Speaking to Belfast Telegraph, former Assistant Chief Constable Alan McQuillan said some are "hitching themselves to the Brexit bandwagon" to stoke trouble.
McQuillian's warning came following a car bomb explosion in Londonderry on Jan. 20, the local police blamed on a dissident group called the New IRA.
Former PSNI chief Hugh Orde also warned that "dissident republicans would view a hard border as an opportunity to mount further attacks," according to the Belfast Telegraph.
The warnings followed reports that British intelligence service MI5 has stationed more than 700 officers in Belfast as part of an intelligence operation to combat the growing threat and mainly the New IRA group.
McQuillan underlined that the hardliners remain a threat despite the sustained security push by police and intelligence services.
"The reality is they are always dangerous and they will use fears over a hard border to try and ramp up their activities," he said.
"The dissidents are hitching themselves to the Brexit bandwagon."
"I think there will be further attacks, I think they remain dangerous," he warned.
"But I don't think they'll succeed," he added.
McQuillan said: "They're destroying the lives of Derry [Londonderry] people.
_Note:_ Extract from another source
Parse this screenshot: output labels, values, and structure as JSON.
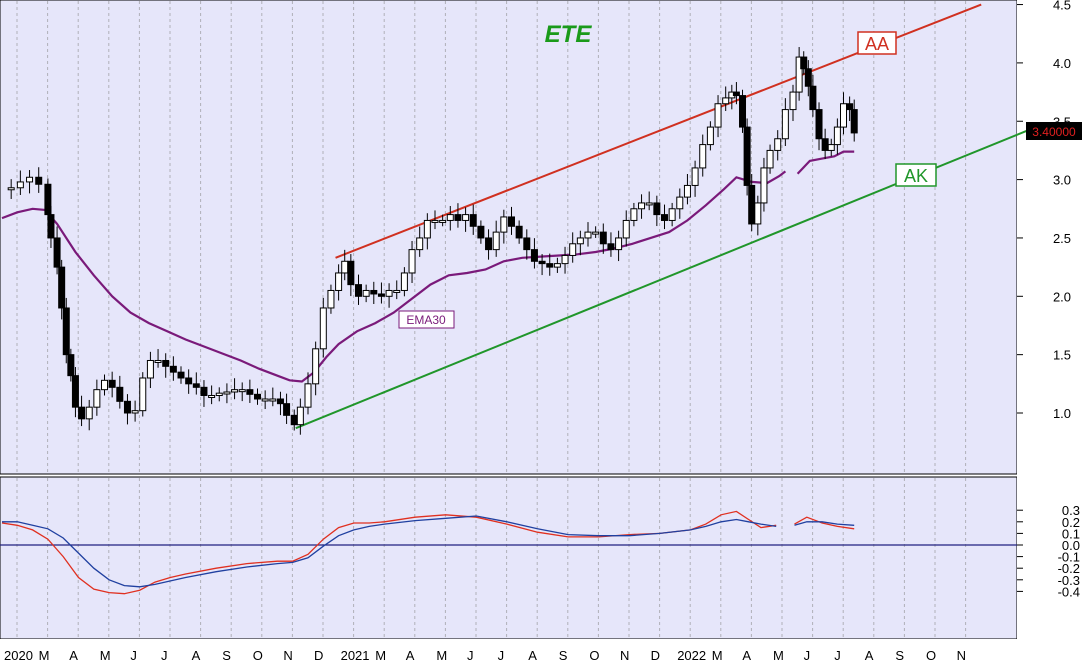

Let's be honest, it's not damaging people in Dublin or London."
He described the New IRA as "utterly, utterly reckless".
Formed in 2012 by a merger of the Real IRA, which carried out the 1998 Omagh bombing, splinter groups and individuals, the New IRA is thought to be behind the last week's attack.
A car bomb had killed 29 people, including a pregnant woman with twins, and injured more than 200 others in Omagh, Northern Ireland in August 1998 in the deadliest attack in The Troubles era.
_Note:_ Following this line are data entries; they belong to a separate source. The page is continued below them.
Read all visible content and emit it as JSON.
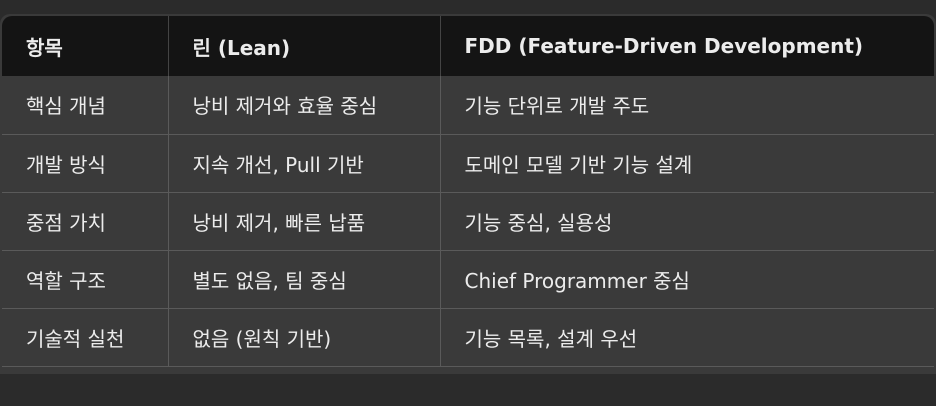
{
  "table": {
    "headers": [
      "항목",
      "린 (Lean)",
      "FDD (Feature-Driven Development)"
    ],
    "rows": [
      [
        "핵심 개념",
        "낭비 제거와 효율 중심",
        "기능 단위로 개발 주도"
      ],
      [
        "개발 방식",
        "지속 개선, Pull 기반",
        "도메인 모델 기반 기능 설계"
      ],
      [
        "중점 가치",
        "낭비 제거, 빠른 납품",
        "기능 중심, 실용성"
      ],
      [
        "역할 구조",
        "별도 없음, 팀 중심",
        "Chief Programmer 중심"
      ],
      [
        "기술적 실천",
        "없음 (원칙 기반)",
        "기능 목록, 설계 우선"
      ]
    ]
  }
}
Londonderry — known as Derry by its majority Irish nationalist population — is a city known for its violent past due to sectarian violence, known as The Troubles.
The town was the scene of an infamous massacre in January 1972 when members of Britain's elite Parachute Regiment shot 27 unarmed people in a civil rights protest. Fourteen of the victims later died.
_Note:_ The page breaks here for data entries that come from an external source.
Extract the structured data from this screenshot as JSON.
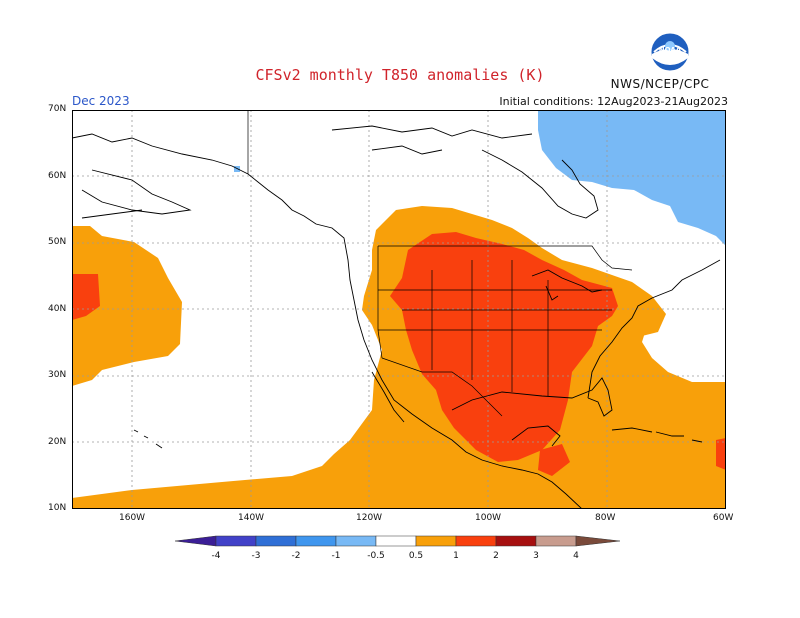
{
  "header": {
    "title": "CFSv2 monthly T850 anomalies (K)",
    "valid_month": "Dec 2023",
    "initial_conditions": "Initial conditions: 12Aug2023-21Aug2023",
    "agency": "NWS/NCEP/CPC",
    "logo_text": "NOAA"
  },
  "axes": {
    "lat_labels": [
      "70N",
      "60N",
      "50N",
      "40N",
      "30N",
      "20N",
      "10N"
    ],
    "lon_labels": [
      "160W",
      "140W",
      "120W",
      "100W",
      "80W",
      "60W"
    ]
  },
  "legend": {
    "labels": [
      "-4",
      "-3",
      "-2",
      "-1",
      "-0.5",
      "0.5",
      "1",
      "2",
      "3",
      "4"
    ],
    "colors": {
      "lt_minus4": "#3b1e96",
      "m4_m3": "#4141c8",
      "m3_m2": "#2f6fd6",
      "m2_m1": "#3f96ee",
      "m1_m05": "#78b9f5",
      "neutral": "#ffffff",
      "p05_p1": "#f8a00a",
      "p1_p2": "#f9400e",
      "p2_p3": "#a60f0f",
      "p3_p4": "#c89c8e",
      "gt_p4": "#7a4a3a"
    }
  },
  "map_colors": {
    "land_line": "#000000",
    "grid": "#9a9a9a"
  }
}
The killings hastened Northern Ireland's descent into conflict between the British government and pro-British paramilitaries on one side and Irish republicans and nationalists on the other and the city remained as a scene of terrorist acts until 1998.
The IRA and the Ulster Defence Association (UDA) were two armed groups which terrorized Northern Ireland's Catholic and Protestant communities by launching attacks during The Troubles.
The 1998 Belfast Agreement-a peace deal dubbed the Good Friday agreement — largely saw the end of Troubles-era violence in which more than 3,500 people lost their lives.
The border between Northern Ireland and the Irish Republic has been one of the thorniest issues in Brexit negotiations between the U.K. and the EU.
A deal reached by British Prime Minister Theresa May and EU officials had a backstop clause-a U.K.-wide arrangement that would keep the country in line with the EU customs in a bid to avoid the return of hard border-however, the deal was rejected by the House of Commons in a vote held on Jan. 15.
The border at the moment is invisible, and people, goods and services can travel through it freely. But as the U.K. leaves the EU without a deal, the border, technically, will need some sort of checks.
Due to the sensitive nature of the region and because free passage is one of the crucial articles of the 1998 Belfast Agreement, the U.K., EU, Northern Ireland and Ireland all reject the idea of returning to a hard border where checkpoints and customs buildings will need to be installed.
However, based on the recent political developments in Westminster, Ireland, the U.K. and the EU are reviewing contingency plans for a scenario that would introduce a hard border in the region.
Northern Ireland voted to remain in the EU in 2016 referendum, and it is feared that the Brexit process could trigger enmities in the region.
The U.K. will leave the EU on March 29, 2019, unless British lawmakers alter this date in a vote.